From: gregkh @ 2018-05-27 13:49 UTC (permalink / raw)
To: greg, gregkh, linuxppc-dev, mauricfo, mpe, tglx; +Cc: stable-commits
In-Reply-To: <20180526042749.5324-6-mpe@ellerman.id.au>
This is a note to let you know that I've just added the patch titled
powerpc/rfi-flush: Make it possible to call setup_rfi_flush() again
to the 4.14-stable tree which can be found at:
http://www.kernel.org/git/?p=linux/kernel/git/stable/stable-queue.git;a=summary
The filename of the patch is:
powerpc-rfi-flush-make-it-possible-to-call-setup_rfi_flush-again.patch
and it can be found in the queue-4.14 subdirectory.
If you, or anyone else, feels it should not be added to the stable tree,
please let <stable@vger.kernel.org> know about it.

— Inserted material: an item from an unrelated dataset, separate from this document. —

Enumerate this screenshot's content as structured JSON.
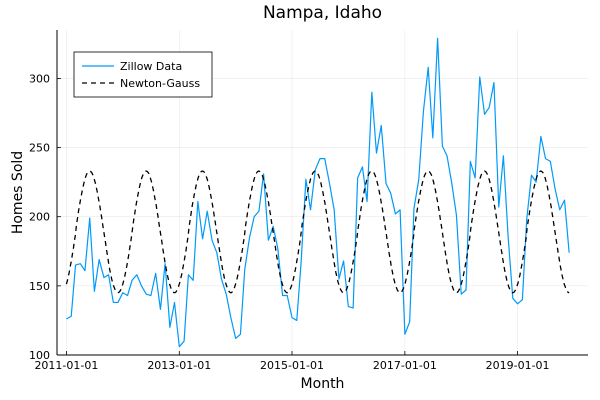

>From foo@baz Sun May 27 15:47:18 CEST 2018
From: Michael Ellerman <mpe@ellerman.id.au>
Date: Sat, 26 May 2018 14:27:31 +1000
Subject: powerpc/rfi-flush: Make it possible to call setup_rfi_flush() again
To: greg@kroah.com
Cc: stable@vger.kernel.org, tglx@linutronix.de, linuxppc-dev@ozlabs.org
Message-ID: <20180526042749.5324-6-mpe@ellerman.id.au>
From: Michael Ellerman <mpe@ellerman.id.au>
commit abf110f3e1cea40f5ea15e85f5d67c39c14568a7 upstream.
For PowerVM migration we want to be able to call setup_rfi_flush()
again after we've migrated the partition.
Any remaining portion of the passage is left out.